20 Mächtige Könige herrschten in Jerusalem und dehnten ihre Machtbefugnisse über alle Gebiete jenseits des Flusses aus, so daß ihnen Geld- und Naturalabgaben sowie Wegezölle entrichtet werden mußten.10
21 So erteilt nun Befehl, den Leuten sei der Wiederaufbau dieser Stadt untersagt, bis von mir die Erlaubnis dazu erteilt wird!
22 Hütet euch, in dieser Angelegenheit nachlässig vorzugehen, damit daraus nicht großer Schaden zum Nachteil der Könige erwächst!"
23 Nachdem der Wortlaut des Erlasses des Königs Artaxerxes vor Rehum und dem Schreiber Schimschai sowie ihren Genossen verlesen worden war, gingen diese eilends nach Jerusalem zu den Juden und geboten ihnen unter Androhung von Gewalt und Zwang Einhalt.
24 Daraufhin wurde die Arbeit am Tempel Gottes in Jerusalem eingestellt. Sie ruhte bis zum zweiten Jahr der Regierung des Perserkönigs Darius.
1 V. 1 - 5: Hag 1, 2. 4 sieht den Grund der Verzögerung des Tempelbaus in der Nachlässigkeit der Juden.
2 Nach dem Sturz des Nordreiches siedelten Sargon (2Kön 17, 24) und später Asarhaddon (vielleicht 721 v.Chr., im Zusammenhang mit seinem Feldzug gegen Ägypten, während dem er auch Tyrus eroberte) in dem verödeten Land heidnische Völkerschaften an, die sich mit den zurückgebliebenen Israeliten zu einem Volk vermischten und nach dem Namen, den das Land als assyrische und später als persische Provinz führte, Samaritaner genannt wurden. Ihre Religion war ein Gemisch von Heidentum und der Religion Israels (vgl. 2Kön 17, 25 - 41).
3 Die Heimgekehrten fürchten um ihre religiöse Integrität und Selbständigkeit und weisen die Hilfe ab.
4 Der Tempelbau ruhte während der letzten Regierungsjahre des Kyrus (535 - 529 v.Chr.) bis zu Darius I. (521 - 485 v.Chr.).

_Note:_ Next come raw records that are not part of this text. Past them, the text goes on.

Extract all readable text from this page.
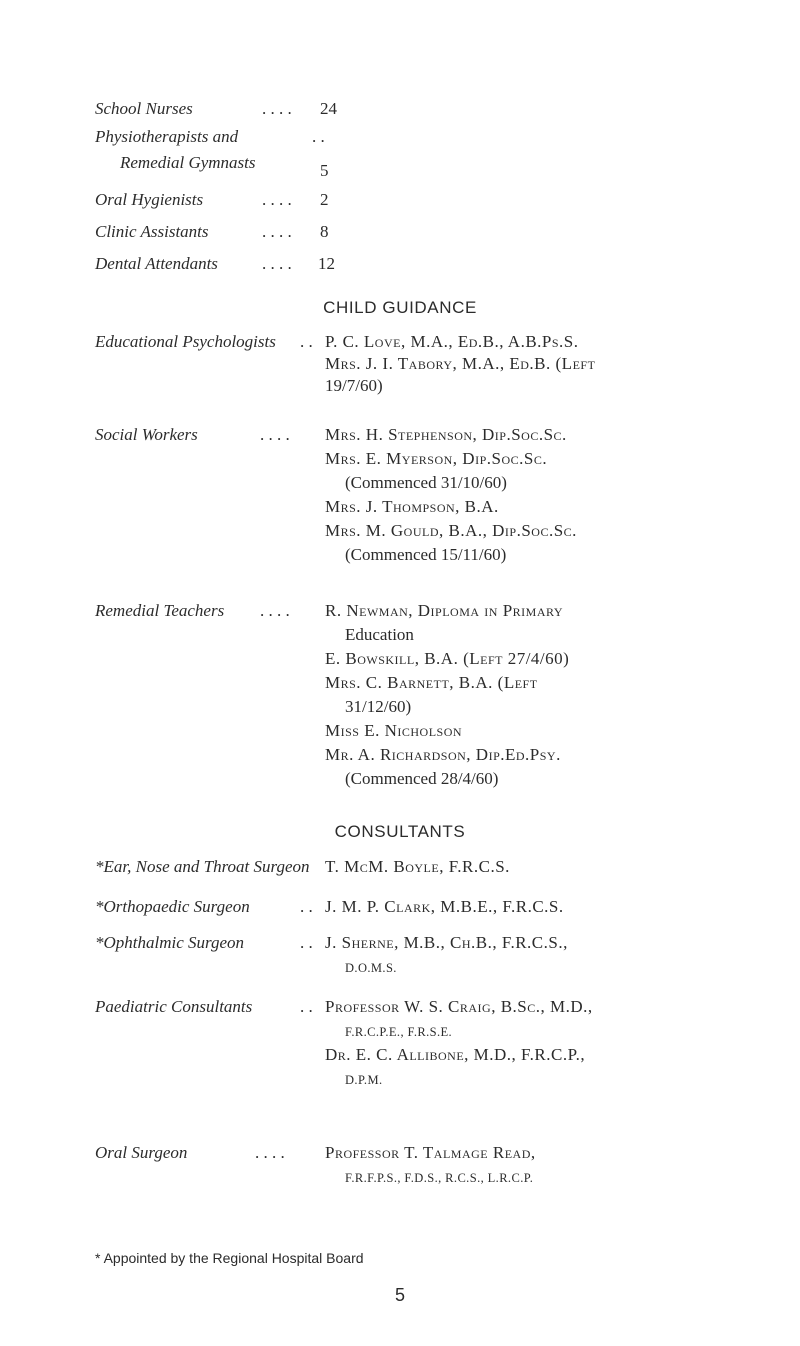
School Nurses	. . . . 24
Physiotherapists and	. .
Remedial Gymnasts	5
Oral Hygienists	. . . . 2
Clinic Assistants	. . . . 8
Dental Attendants	. . . . 12
CHILD GUIDANCE
Educational Psychologists . . P. C. Love, M.A., Ed.B., A.B.Ps.S.
Mrs. J. I. Tabory, M.A., Ed.B. (Left
19/7/60)
Social Workers	. . . . Mrs. H. Stephenson, Dip.Soc.Sc.
Mrs. E. Myerson, Dip.Soc.Sc.
(Commenced 31/10/60)
Mrs. J. Thompson, B.A.
Mrs. M. Gould, B.A., Dip.Soc.Sc.
(Commenced 15/11/60)
Remedial Teachers . . . . R. Newman, Diploma in Primary
Education
E. Bowskill, B.A. (Left 27/4/60)
Mrs. C. Barnett, B.A. (Left
31/12/60)
Miss E. Nicholson
Mr. A. Richardson, Dip.Ed.Psy.
(Commenced 28/4/60)
CONSULTANTS
*Ear, Nose and Throat Surgeon T. McM. Boyle, F.R.C.S.
*Orthopaedic Surgeon	. . J. M. P. Clark, M.B.E., F.R.C.S.
*Ophthalmic Surgeon	. . J. Sherne, M.B., Ch.B., F.R.C.S.,
D.O.M.S.
Paediatric Consultants	. . Professor W. S. Craig, B.Sc., M.D.,
F.R.C.P.E., F.R.S.E.
Dr. E. C. Allibone, M.D., F.R.C.P.,
D.P.M.
Oral Surgeon	. . . . Professor T. Talmage Read,
F.R.F.P.S., F.D.S., R.C.S., L.R.C.P.
* Appointed by the Regional Hospital Board
5
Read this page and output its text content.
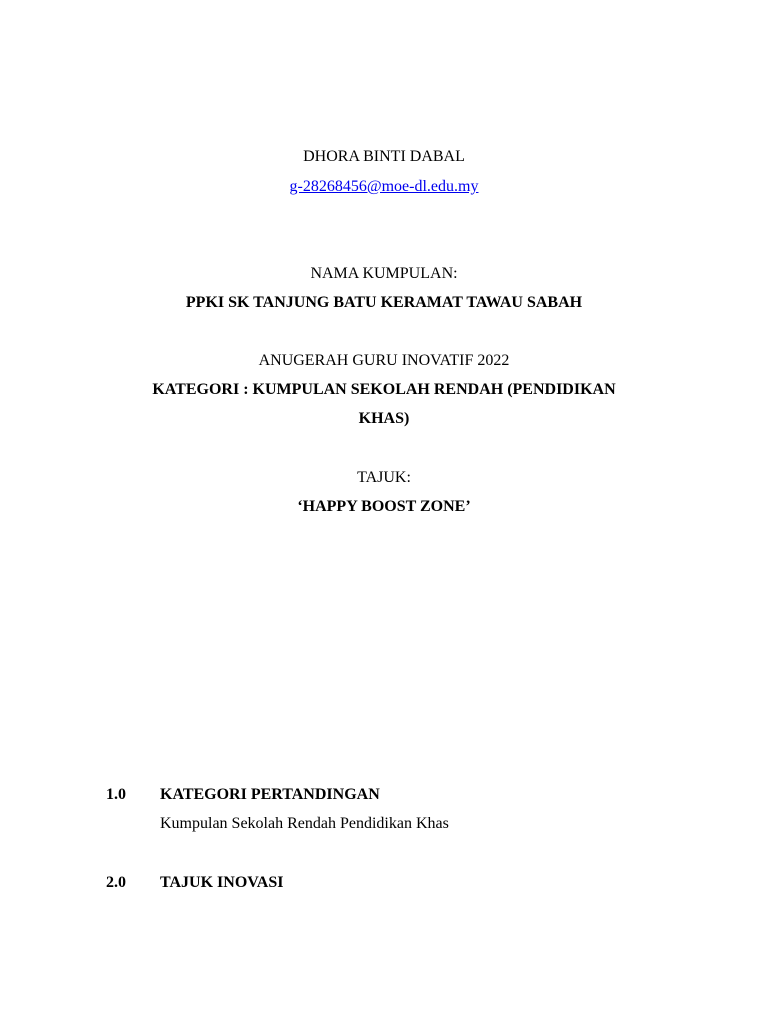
DHORA BINTI DABAL
g-28268456@moe-dl.edu.my
NAMA KUMPULAN:
PPKI SK TANJUNG BATU KERAMAT TAWAU SABAH
ANUGERAH GURU INOVATIF 2022
KATEGORI : KUMPULAN SEKOLAH RENDAH (PENDIDIKAN
KHAS)
TAJUK:
‘HAPPY BOOST ZONE’
1.0 KATEGORI PERTANDINGAN
Kumpulan Sekolah Rendah Pendidikan Khas
2.0 TAJUK INOVASI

5 V. 6 - 24: Die Verse 6 - 24 sind chronologisch schwer einzuordnen. Nach manchen Auslegern beziehen sie sich auf eine spätere Zeit und nicht auf den Tempel-, sondern den Mauerbau. Sie haben wohl hier ihren Platz gefunden, weil der ganze Abschnitt vermutlich einem die lange Kette der samaritanischen Anfeindungen umspannenden Bericht entnommen ist. - Xerxes regierte 485 - 465 v.Chr.; Artaxerxes I. 465 - 424 v.Chr.
6 Aramäisch war in damaliger Zeit die Verkehrssprache und in vielen Teilen des Reiches auch die Umgangssprache. Der folgende Text, die sog. >Aramäische Chronik< (bis 6,8), ist in aramäischer Sprache verfaßt.
7 Samaria war die Hauptstadt der Provinz, zu der auch Jerusalem gehörte; der >Befehlshaber< (Statthalter) von Samaria übte über Jerusalem das Aufsichtsrecht aus. Er schrieb im Namen der in die Provinz Samaria deportierten Völkerschaften.
8 Mit Asenappar ist wahrscheinlich Assurbanipal (vgl. die Anm. zu 2Chr 33, 11 - 13) gemeint. - Vgl. auch die Anm. zu 1Kön 5, 4.
9 >...das Salz des Palastes essen< - die Redewendung bedeutet >im Sold des Königs stehen<, >dem König gegenüber durch eine heilige Verpflichtung gebunden sein<.
10 Die Beschreibung trifft lediglich auf die Zeit Davids und Salomos zu!